Is Bobby Jindal making a bid for the Republican nomination for U.S. president? At first blush, judging from recent comments he made about Islam, it would seem unlikely. However, the two-term governor of Louisiana, barred by state law from running for a third term, might very well be laying the groundwork for a 2016 campaign. Based on the drubbing he’s received at the hands of the media, it seems that political pundits and Democratic cultural watchdogs are taking the 43-year-old seriously enough to want to discredit him early in the contest. The schoolyard name-calling has begun: Jindal, an Indian-American Catholic convert from Hinduism, is now being unjustly pilloried by tendentious critics across the political spectrum as an Islamophobe, anti-Muslim jihadist, fear-monger, and even “Muslim-basher-in-chief.” American-Muslim writer Dean Obeidallah has gone so far as to liken Jindal’s comments to the “hateful rhetoric” of pre-segregation politicians like Alabama Governor George Wallace, who “defended racism and demonized blacks.” Jindal’s comments, he claimed, “serve to legitimize the hateful views of the bigots. And worse, possibly incite violence” (Daily Beast, Jan. 31).

Jindal’s controversial comments came in the wake of several prominent beheadings in Syria and Iraq by ISIS, the jihadist massacre in which seventeen people were killed between the Charlie Hebdo offices and the Hyper Kacher Jewish market in Paris, and the systematic slaughter of Christians by Boko Haram in Nigeria. “Let’s be honest here: Islam has a problem,” Jindal told a conservative British think tank in a highly publicized speech in London this January. “A so-called religion that allows and endorses killing those who oppose it is not a religion at all,” he said. “It is a terrorist movement.”

Can’t you just hear the cacophony of criticism and indignant reactions?
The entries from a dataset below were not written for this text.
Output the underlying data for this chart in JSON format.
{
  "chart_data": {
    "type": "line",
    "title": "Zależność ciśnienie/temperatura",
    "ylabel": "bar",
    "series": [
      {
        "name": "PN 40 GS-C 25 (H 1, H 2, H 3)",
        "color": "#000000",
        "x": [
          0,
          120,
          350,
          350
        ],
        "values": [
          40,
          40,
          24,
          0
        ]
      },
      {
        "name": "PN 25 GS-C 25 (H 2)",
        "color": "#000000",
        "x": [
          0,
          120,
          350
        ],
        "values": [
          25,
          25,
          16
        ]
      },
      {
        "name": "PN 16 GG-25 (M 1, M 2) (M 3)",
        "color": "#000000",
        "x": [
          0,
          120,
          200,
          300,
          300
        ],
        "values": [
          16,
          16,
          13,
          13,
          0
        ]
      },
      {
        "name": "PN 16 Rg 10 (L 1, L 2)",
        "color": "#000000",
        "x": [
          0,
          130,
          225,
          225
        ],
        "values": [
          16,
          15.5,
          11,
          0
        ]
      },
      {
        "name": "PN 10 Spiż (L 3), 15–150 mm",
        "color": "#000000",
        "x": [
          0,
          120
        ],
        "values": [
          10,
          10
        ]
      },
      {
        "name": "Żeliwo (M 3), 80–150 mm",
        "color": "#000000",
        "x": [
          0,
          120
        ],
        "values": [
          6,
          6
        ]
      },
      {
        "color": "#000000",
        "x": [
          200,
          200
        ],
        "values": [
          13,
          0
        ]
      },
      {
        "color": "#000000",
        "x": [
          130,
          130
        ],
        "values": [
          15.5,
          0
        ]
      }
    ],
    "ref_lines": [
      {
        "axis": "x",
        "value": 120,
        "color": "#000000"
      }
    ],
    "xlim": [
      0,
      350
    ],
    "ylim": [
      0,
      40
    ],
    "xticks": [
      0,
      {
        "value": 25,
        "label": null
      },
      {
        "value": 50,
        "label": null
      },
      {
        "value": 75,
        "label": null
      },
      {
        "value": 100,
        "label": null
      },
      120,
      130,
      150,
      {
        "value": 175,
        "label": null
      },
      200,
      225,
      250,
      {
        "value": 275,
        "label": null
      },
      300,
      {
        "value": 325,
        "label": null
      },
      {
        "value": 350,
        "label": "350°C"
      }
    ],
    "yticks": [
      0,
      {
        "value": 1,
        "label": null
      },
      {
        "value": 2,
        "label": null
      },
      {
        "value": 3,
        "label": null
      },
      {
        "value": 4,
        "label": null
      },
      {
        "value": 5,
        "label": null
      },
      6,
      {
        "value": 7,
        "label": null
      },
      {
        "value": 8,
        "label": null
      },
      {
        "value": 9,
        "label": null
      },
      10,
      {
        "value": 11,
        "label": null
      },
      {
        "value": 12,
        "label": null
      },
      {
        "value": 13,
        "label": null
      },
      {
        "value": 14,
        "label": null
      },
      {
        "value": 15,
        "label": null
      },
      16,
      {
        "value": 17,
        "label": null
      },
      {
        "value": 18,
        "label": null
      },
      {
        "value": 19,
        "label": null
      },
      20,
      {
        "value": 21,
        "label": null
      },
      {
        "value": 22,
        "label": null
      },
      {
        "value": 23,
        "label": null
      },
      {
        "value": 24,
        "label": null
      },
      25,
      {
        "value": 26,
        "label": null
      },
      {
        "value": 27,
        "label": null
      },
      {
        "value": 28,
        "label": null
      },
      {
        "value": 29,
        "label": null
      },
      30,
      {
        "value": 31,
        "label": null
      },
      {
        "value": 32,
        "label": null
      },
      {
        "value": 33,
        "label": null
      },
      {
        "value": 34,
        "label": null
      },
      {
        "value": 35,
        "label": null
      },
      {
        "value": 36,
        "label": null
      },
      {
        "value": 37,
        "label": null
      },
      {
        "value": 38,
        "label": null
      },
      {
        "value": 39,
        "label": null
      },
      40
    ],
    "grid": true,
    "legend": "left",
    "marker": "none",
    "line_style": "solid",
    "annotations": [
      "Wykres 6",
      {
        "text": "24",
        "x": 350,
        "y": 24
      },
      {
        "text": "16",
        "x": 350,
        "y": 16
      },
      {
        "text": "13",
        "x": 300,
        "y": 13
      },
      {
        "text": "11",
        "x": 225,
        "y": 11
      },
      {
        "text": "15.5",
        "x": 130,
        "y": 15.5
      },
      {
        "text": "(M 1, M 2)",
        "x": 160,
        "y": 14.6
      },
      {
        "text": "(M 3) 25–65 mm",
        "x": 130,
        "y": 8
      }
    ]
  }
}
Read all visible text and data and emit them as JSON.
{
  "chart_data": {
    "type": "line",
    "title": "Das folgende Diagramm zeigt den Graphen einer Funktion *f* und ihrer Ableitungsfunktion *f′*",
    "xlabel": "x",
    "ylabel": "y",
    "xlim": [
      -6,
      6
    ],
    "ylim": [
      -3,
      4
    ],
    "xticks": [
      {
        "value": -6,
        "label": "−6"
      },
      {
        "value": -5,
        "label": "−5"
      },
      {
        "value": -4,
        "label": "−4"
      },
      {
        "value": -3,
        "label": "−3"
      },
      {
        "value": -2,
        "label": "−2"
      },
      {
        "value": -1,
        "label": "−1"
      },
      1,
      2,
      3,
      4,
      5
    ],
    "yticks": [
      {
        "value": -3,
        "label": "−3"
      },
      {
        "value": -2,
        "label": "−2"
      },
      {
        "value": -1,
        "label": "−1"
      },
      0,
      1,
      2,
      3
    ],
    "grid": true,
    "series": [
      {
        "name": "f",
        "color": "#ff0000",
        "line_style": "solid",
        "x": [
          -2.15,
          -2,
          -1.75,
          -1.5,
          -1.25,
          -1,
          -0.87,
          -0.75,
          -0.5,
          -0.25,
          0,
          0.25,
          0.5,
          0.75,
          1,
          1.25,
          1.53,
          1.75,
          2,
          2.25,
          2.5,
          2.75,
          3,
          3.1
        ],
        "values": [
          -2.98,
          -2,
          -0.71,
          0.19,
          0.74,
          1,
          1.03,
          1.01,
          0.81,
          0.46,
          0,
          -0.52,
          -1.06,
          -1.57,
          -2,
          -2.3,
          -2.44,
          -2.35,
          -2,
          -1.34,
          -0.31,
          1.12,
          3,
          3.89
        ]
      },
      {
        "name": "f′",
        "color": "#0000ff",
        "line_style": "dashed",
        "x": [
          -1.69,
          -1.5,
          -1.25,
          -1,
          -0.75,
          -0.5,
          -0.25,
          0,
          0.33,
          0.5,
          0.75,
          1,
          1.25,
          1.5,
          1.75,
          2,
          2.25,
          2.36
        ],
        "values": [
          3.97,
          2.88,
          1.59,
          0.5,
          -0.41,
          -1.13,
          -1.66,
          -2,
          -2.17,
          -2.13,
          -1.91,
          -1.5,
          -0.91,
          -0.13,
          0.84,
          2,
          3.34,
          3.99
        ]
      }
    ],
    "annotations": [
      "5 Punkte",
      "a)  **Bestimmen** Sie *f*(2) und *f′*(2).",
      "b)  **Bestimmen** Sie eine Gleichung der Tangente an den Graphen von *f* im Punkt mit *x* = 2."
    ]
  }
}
Even before Gov. Jindal delivered his London speech, he was the subject of a media frenzy — one that might have been part of his plan to have the spotlight focused on him during a simultaneous gathering of potential Republican presidential candidates in Iowa. Well before his appearance in London, his gubernatorial office released his prepared remarks regarding Islam (which he himself admitted were “not politically correct”) to the press.